I watched Marie shrug into her dress, thinking the whole thing was just a lot of superstitious mumbo jumbo and pisantry, when I felt Sister Eleazar’s fingers on my arm; she dipped her head and led me out the front door. The sky was overcast. I could smell rain in the air. “Listen,” the black woman whispered, handing me the can of mustard, “the problem ain’t with her, it’s with you. Must be you ain’t penetratin’ deep enough.” I looked into her eyes, trying to keep my face expressionless. Her voice dropped. “What you do is this: make a plaster of this here mustard and rub it on your parts before you go into her, and it’ll force out that ’jaculation like a torpedo coming out a submarine — know what I mean?” Then she winked. Marie was at the door. A man with a hoe was digging at his garden in the next yard over. “Oh yeah,” the sister said, holding out her hand, “you want to make a donation to the Brotherhood, that’ll be eleven dollars and fifty cent.”
I never told Marie about the mustard — it was too crazy. All I said was that the sister had told me to give her a mustard plaster on the stomach an hour after we had intercourse — to help the seeds take. It didn’t work, of course. Nothing worked. But the years at Reader’s Digest had made Marie a superstitious woman, and I was willing to go along with just about anything as long as it made her feel better. One night I came to bed and she was perched naked on the edge of the footstool, wound round three times with a string of garlic. “I thought that was for vampires?” I said. She just parted her lips and held out her arms.
In the next few weeks she must have tried every quack remedy in the book. She kept a toad in a clay pot under the bed, ate soup composed of fish eyes and roe, drank goat’s milk and cod-liver oil, and filled the medicine chest with elixirs made from nimble weed and rhinoceros horn. Once I caught her down in the basement, dancing in the nude round a live rooster. I was eating meat three meals a day to keep my strength up. Then one night I came across an article about test-tube babies in Science Digest. I studied the pictures for a long while, especially the one at the end of the article that showed this English couple, him with a bald dome and her fat as a sow, with their little test-tube son. Then I called Marie.
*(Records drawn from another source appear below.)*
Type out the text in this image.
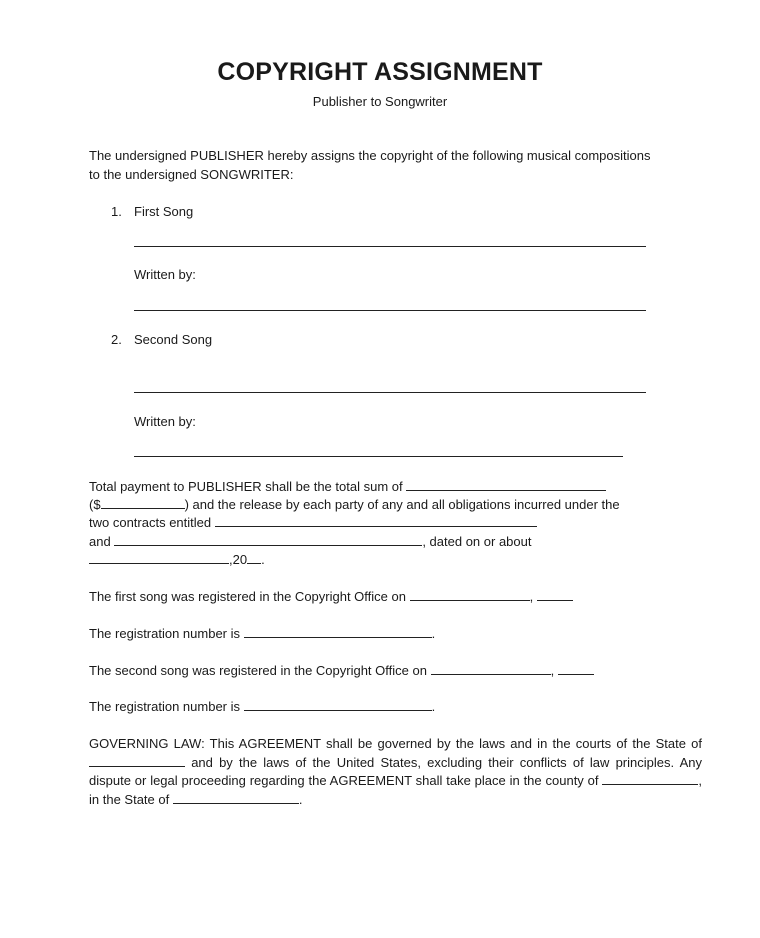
COPYRIGHT ASSIGNMENT
Publisher to Songwriter
The undersigned PUBLISHER hereby assigns the copyright of the following musical compositions
to the undersigned SONGWRITER:
1. First Song
Written by:
2. Second Song
Written by:
Total payment to PUBLISHER shall be the total sum of
($	) and the release by each party of any and all obligations incurred under the
two contracts entitled
and	, dated on or about
,20 .
The first song was registered in the Copyright Office on	,
The registration number is	.
The second song was registered in the Copyright Office on	,
The registration number is	.
GOVERNING LAW: This AGREEMENT shall be governed by the laws and in the courts of the State of  and by the laws of the United States, excluding their conflicts of law principles. Any dispute or legal proceeding regarding the AGREEMENT shall take place in the county of	, in the State of	.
Dr. Ziss took us right away. He sympathized with our plight, he said, and would do all he could to help us. First he would have to run some tests to see just what the problem was and whether it could be corrected surgically. He led us into the examining room and looked into our eyes and ears, tapped our knees, measured our blood pressure. He drew blood, squinted at my sperm under a microscope, took X rays, did a complete pelvic exam on Marie. His nurse was Irene Goddard, lived up the street from us. She was a sour, square-headed woman in her fifties with little vertical lines etched around her lips. She prodded and poked and pricked us and then had us fill out twenty or thirty pages of forms that asked about everything from bowel movements to whether my grandmother had any facial hair. Two weeks later I got a phone call. The doctor wanted to see us.